Public disclosure and public relations can and do co-exist. But in recent examples and with another "big game" at stake - the matter is not resolved by any stretch.
The health care debate has cast attention on deception and "front groups" created by the health care, insurance or pharmaceutical industries. A prominent public relations executive detailed at the 2009 PRSA conference why he left a cushy insurance industry job for this reason.
The next ethical spotlight could very well be cast in California in 2010.
California water wars are notorious. As soon as a drop falls from the skies and lands in the Golden State (as well as other Western states), it is "game on" for control.
California is "water rich" in the north and "people rich" in the south. Hence, the need to build canals to send water hundreds of miles from mountains and rivers to population centers. The most notable skirmish is the city of Los Angeles' epic takeover of Owens Valley water rights (as portrayed in "Chinatown").
Numerous books have been written about how various parties - from the state's large farming concerns to urban water agencies to well-organized environmental groups - wage intense, high-priced battles over this precious resource. I once worked for the Metropolitan Water District of Southern California, which was created to build and manage a 200+ mile pipeline to transport water from the Colorado River to one of the largest populations in the world.

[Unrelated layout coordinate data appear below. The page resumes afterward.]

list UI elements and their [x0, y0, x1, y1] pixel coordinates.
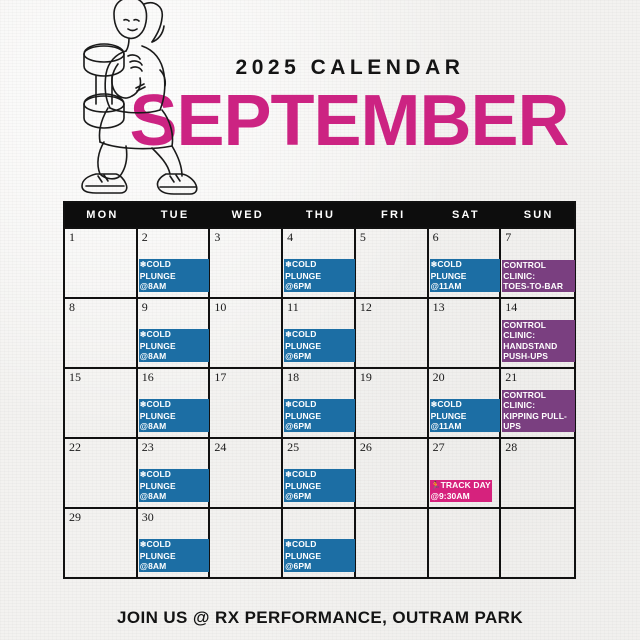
day-cell-20[interactable]: 20❄COLD PLUNGE @11AM	[429, 369, 502, 437]
day-number: 30	[142, 511, 209, 524]
calendar-week-row: 1516❄COLD PLUNGE @8AM1718❄COLD PLUNGE @6…	[65, 367, 574, 437]
day-cell-29[interactable]: 29	[65, 509, 138, 577]
snowflake-icon: ❄	[285, 400, 292, 409]
day-cell-12[interactable]: 12	[356, 299, 429, 367]
poster-header: 2025 CALENDAR SEPTEMBER	[0, 0, 640, 195]
day-cell-14[interactable]: 14CONTROL CLINIC: HANDSTAND PUSH-UPS	[501, 299, 574, 367]
calendar-week-row: 89❄COLD PLUNGE @8AM1011❄COLD PLUNGE @6PM…	[65, 297, 574, 367]
day-number: 2	[142, 231, 209, 244]
day-number: 26	[360, 441, 427, 454]
event-badge-cold[interactable]: ❄COLD PLUNGE @8AM	[139, 399, 210, 432]
day-number: 22	[69, 441, 136, 454]
day-cell-empty[interactable]	[501, 509, 574, 577]
weekday-header-sun: SUN	[501, 203, 574, 227]
day-cell-empty[interactable]: ❄COLD PLUNGE @6PM	[283, 509, 356, 577]
day-cell-2[interactable]: 2❄COLD PLUNGE @8AM	[138, 229, 211, 297]
weekday-header-row: MONTUEWEDTHUFRISATSUN	[65, 203, 574, 227]
day-number: 9	[142, 301, 209, 314]
day-cell-15[interactable]: 15	[65, 369, 138, 437]
event-label: CONTROL CLINIC: TOES-TO-BAR	[503, 260, 563, 291]
day-cell-9[interactable]: 9❄COLD PLUNGE @8AM	[138, 299, 211, 367]
day-events: ❄COLD PLUNGE @8AM	[139, 259, 210, 294]
day-cell-1[interactable]: 1	[65, 229, 138, 297]
day-number: 6	[433, 231, 500, 244]
day-cell-13[interactable]: 13	[429, 299, 502, 367]
day-events: ❄COLD PLUNGE @8AM	[139, 399, 210, 434]
day-cell-empty[interactable]	[210, 509, 283, 577]
weekday-header-tue: TUE	[138, 203, 211, 227]
day-number: 21	[505, 371, 574, 384]
day-cell-19[interactable]: 19	[356, 369, 429, 437]
event-badge-cold[interactable]: ❄COLD PLUNGE @8AM	[139, 539, 210, 572]
day-cell-4[interactable]: 4❄COLD PLUNGE @6PM	[283, 229, 356, 297]
day-events: ❄COLD PLUNGE @8AM	[139, 329, 210, 364]
weekday-header-fri: FRI	[356, 203, 429, 227]
calendar-week-row: 2930❄COLD PLUNGE @8AM❄COLD PLUNGE @6PM	[65, 507, 574, 577]
event-badge-cold[interactable]: ❄COLD PLUNGE @8AM	[139, 259, 210, 292]
day-cell-23[interactable]: 23❄COLD PLUNGE @8AM	[138, 439, 211, 507]
day-cell-21[interactable]: 21CONTROL CLINIC: KIPPING PULL- UPS	[501, 369, 574, 437]
day-cell-27[interactable]: 27🏃TRACK DAY @9:30AM	[429, 439, 502, 507]
day-cell-10[interactable]: 10	[210, 299, 283, 367]
day-cell-7[interactable]: 7CONTROL CLINIC: TOES-TO-BAR	[501, 229, 574, 297]
day-events: ❄COLD PLUNGE @6PM	[284, 539, 355, 574]
day-number: 18	[287, 371, 354, 384]
day-cell-17[interactable]: 17	[210, 369, 283, 437]
snowflake-icon: ❄	[140, 400, 147, 409]
event-label: CONTROL CLINIC: HANDSTAND PUSH-UPS	[503, 320, 557, 362]
day-number: 7	[505, 231, 574, 244]
calendar-poster: 2025 CALENDAR SEPTEMBER MONTUEWEDTHUFRIS…	[0, 0, 640, 640]
day-events: ❄COLD PLUNGE @6PM	[284, 399, 355, 434]
snowflake-icon: ❄	[140, 330, 147, 339]
day-cell-empty[interactable]	[356, 509, 429, 577]
athlete-squat-dumbbell-illustration	[74, 0, 199, 196]
day-cell-18[interactable]: 18❄COLD PLUNGE @6PM	[283, 369, 356, 437]
runner-icon: 🏃	[431, 481, 441, 490]
weekday-header-wed: WED	[210, 203, 283, 227]
snowflake-icon: ❄	[285, 470, 292, 479]
day-cell-empty[interactable]	[429, 509, 502, 577]
event-badge-cold[interactable]: ❄COLD PLUNGE @6PM	[284, 259, 355, 292]
day-number: 3	[214, 231, 281, 244]
day-number: 14	[505, 301, 574, 314]
day-events: ❄COLD PLUNGE @6PM	[284, 259, 355, 294]
snowflake-icon: ❄	[285, 260, 292, 269]
day-cell-28[interactable]: 28	[501, 439, 574, 507]
event-badge-track[interactable]: 🏃TRACK DAY @9:30AM	[430, 480, 492, 502]
day-number: 4	[287, 231, 354, 244]
day-events: CONTROL CLINIC: KIPPING PULL- UPS	[502, 390, 575, 435]
snowflake-icon: ❄	[285, 330, 292, 339]
day-number: 20	[433, 371, 500, 384]
day-number: 13	[433, 301, 500, 314]
day-events: ❄COLD PLUNGE @8AM	[139, 539, 210, 574]
day-number: 16	[142, 371, 209, 384]
day-events: 🏃TRACK DAY @9:30AM	[430, 480, 501, 505]
event-badge-cold[interactable]: ❄COLD PLUNGE @6PM	[284, 539, 355, 572]
day-number: 5	[360, 231, 427, 244]
calendar-week-row: 2223❄COLD PLUNGE @8AM2425❄COLD PLUNGE @6…	[65, 437, 574, 507]
day-cell-30[interactable]: 30❄COLD PLUNGE @8AM	[138, 509, 211, 577]
event-badge-cold[interactable]: ❄COLD PLUNGE @8AM	[139, 469, 210, 502]
snowflake-icon: ❄	[285, 540, 292, 549]
day-number: 19	[360, 371, 427, 384]
calendar-weeks: 12❄COLD PLUNGE @8AM34❄COLD PLUNGE @6PM56…	[65, 227, 574, 577]
day-cell-16[interactable]: 16❄COLD PLUNGE @8AM	[138, 369, 211, 437]
day-cell-6[interactable]: 6❄COLD PLUNGE @11AM	[429, 229, 502, 297]
day-number: 12	[360, 301, 427, 314]
day-events: ❄COLD PLUNGE @11AM	[430, 259, 501, 294]
day-number: 8	[69, 301, 136, 314]
day-cell-5[interactable]: 5	[356, 229, 429, 297]
day-events: ❄COLD PLUNGE @11AM	[430, 399, 501, 434]
day-number: 27	[433, 441, 500, 454]
day-cell-24[interactable]: 24	[210, 439, 283, 507]
day-number: 11	[287, 301, 354, 314]
event-label: CONTROL CLINIC: KIPPING PULL- UPS	[503, 390, 567, 432]
event-badge-cold[interactable]: ❄COLD PLUNGE @6PM	[284, 469, 355, 502]
day-number: 29	[69, 511, 136, 524]
event-badge-clinic[interactable]: CONTROL CLINIC: TOES-TO-BAR	[502, 260, 575, 292]
day-events: CONTROL CLINIC: HANDSTAND PUSH-UPS	[502, 320, 575, 365]
weekday-header-sat: SAT	[429, 203, 502, 227]
day-events: ❄COLD PLUNGE @6PM	[284, 469, 355, 504]
day-cell-8[interactable]: 8	[65, 299, 138, 367]
day-number: 24	[214, 441, 281, 454]
event-badge-clinic[interactable]: CONTROL CLINIC: HANDSTAND PUSH-UPS	[502, 320, 575, 362]
snowflake-icon: ❄	[140, 540, 147, 549]
event-badge-cold[interactable]: ❄COLD PLUNGE @11AM	[430, 399, 501, 432]
day-number: 25	[287, 441, 354, 454]
day-events: ❄COLD PLUNGE @6PM	[284, 329, 355, 364]
day-number: 10	[214, 301, 281, 314]
day-events: ❄COLD PLUNGE @8AM	[139, 469, 210, 504]
day-number: 28	[505, 441, 574, 454]
weekday-header-mon: MON	[65, 203, 138, 227]
snowflake-icon: ❄	[140, 260, 147, 269]
day-cell-26[interactable]: 26	[356, 439, 429, 507]
event-badge-cold[interactable]: ❄COLD PLUNGE @8AM	[139, 329, 210, 362]
day-cell-25[interactable]: 25❄COLD PLUNGE @6PM	[283, 439, 356, 507]
day-number: 15	[69, 371, 136, 384]
day-cell-11[interactable]: 11❄COLD PLUNGE @6PM	[283, 299, 356, 367]
weekday-header-thu: THU	[283, 203, 356, 227]
event-badge-cold[interactable]: ❄COLD PLUNGE @6PM	[284, 399, 355, 432]
day-number: 1	[69, 231, 136, 244]
calendar-grid: MONTUEWEDTHUFRISATSUN 12❄COLD PLUNGE @8A…	[63, 201, 576, 579]
event-badge-clinic[interactable]: CONTROL CLINIC: KIPPING PULL- UPS	[502, 390, 575, 432]
day-cell-3[interactable]: 3	[210, 229, 283, 297]
calendar-week-row: 12❄COLD PLUNGE @8AM34❄COLD PLUNGE @6PM56…	[65, 227, 574, 297]
day-cell-22[interactable]: 22	[65, 439, 138, 507]
day-number: 23	[142, 441, 209, 454]
day-events: CONTROL CLINIC: TOES-TO-BAR	[502, 260, 575, 294]
snowflake-icon: ❄	[140, 470, 147, 479]
day-number: 17	[214, 371, 281, 384]
footer-location-text: JOIN US @ RX PERFORMANCE, OUTRAM PARK	[0, 608, 640, 628]
event-badge-cold[interactable]: ❄COLD PLUNGE @6PM	[284, 329, 355, 362]
event-badge-cold[interactable]: ❄COLD PLUNGE @11AM	[430, 259, 501, 292]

This year, California's lawmakers passed a series of monumental bills designed to protect the major faucet in our our massive water system - the Delta.
This was big. This was huge. It's been more than 30 years since acts of similar magnitude were accomplished.
Passage came after major political battles. I mean, major political battles. This column can't adequately summarize the extent of these multiple negotiations except to say that anytime you mix legal rights (like property rights), the country's biggest agriculture concerns, some of the most cunning environmental groups, millionaires, lawyers, lobbyists, the governor, public affairs strategists - each with their own agenda to carry - it is, well, manic and complicated. Trades and favors are exchanged in mostly painful ways.
California's water picture involves a mix of public relations, public affairs and lobbying. And, money. Water is perhaps one of the most complex issues in California.
Given the stakes, many public relations and public affairs firms in CA have been called upon to develop and implement various campaigns.
Now comes an article from an independent news organization about "front groups" apparently created and managed by public affairs firms or similar interests. A few "Friends of the.." popped up in the latest CA water battle. This is old stuff in California. With this state's predisposition for legislation through ballot initiative, we've seen these "Friends of..." or "Citizens for...." groups suddenly emerge to support their side of the issue. Heck, voters in California will see four or five "firefighter" organizations endorsing ballot measures or candidates. Firefighters consistently earn the most trust among citizens, so their endorsements are continually sought. But it's now difficult to figure out which firefighter group to follow.
While not new, front groups can pose issues in terms of public disclosure or creating public confusion. The Public Relations Society of America has guidelines, ethical standards and periodic bulletins that practitioners should follow when conducting business on behalf of a client, company or organization.
One thing should be clear: A public affairs firm or public relations agency is best suited to develop and manage an issues campaign.
In most cases, a firm is hired by an existing organization and there is no question whose side is being promoted. But in cases where multiple entities or individuals have a "case" to make and no organization exists, a "Friends of.." group is created. Or, call them "front groups." Now comes the tricky part in terms of disclosure - and the source of the recent news examination as to who funds these groups and their true intentions.
"Pop-up" groups that don't fully disclose their financial supporters or intentions cast an unwanted negative shadow over the other organizations that do disclose. They also can "muddy the waters" in a legitimate debate of the issues.
As the media director for a CA ballot initiative in the 1990s, I made it clear who I represented and their financial support. Once I disclosed this with reporters and editorial boards (and disclosure was made upfront), I was able to have a better discussion of the issue with news organizations. I believe our honesty - combined with a well crafted campaign - earned us points at the polls.
As 2010 approaches in California, we now brace for more "pop-up"groups to form in the debate over an $11 billion bond measure to fund major water projects in the state. Yes, I said "$11 billion." On the ballot in November 2010.
This is the final piece of the massive battle over how to fix the state's water system. With this kind of money at stake, it's easy to conclude that my public affairs colleagues will be gainfully employed next year.
Already, we have seen some groups forming their opposition to the measure, or using the bond issue to redirect public debate toward their issues. Strategies are being formed. Money collecting has begun to pay for advertisements and public affairs strategists.
Confusion is ahead. Scare tactics are inevitable.
The question relevant to the public relations profession and the hundreds of public affairs professionals doing business in CA is whether all front groups and organizations provide full disclosure. It would be sad if an agency or strategist is gambling or taking a calculation: Either that mainstream news organizations no longer do this kind of investigative reporting or, even if they do publish a "money trail" article, no one cares.
The CA electorate - and the public relations profession - will be better off with full disclosure.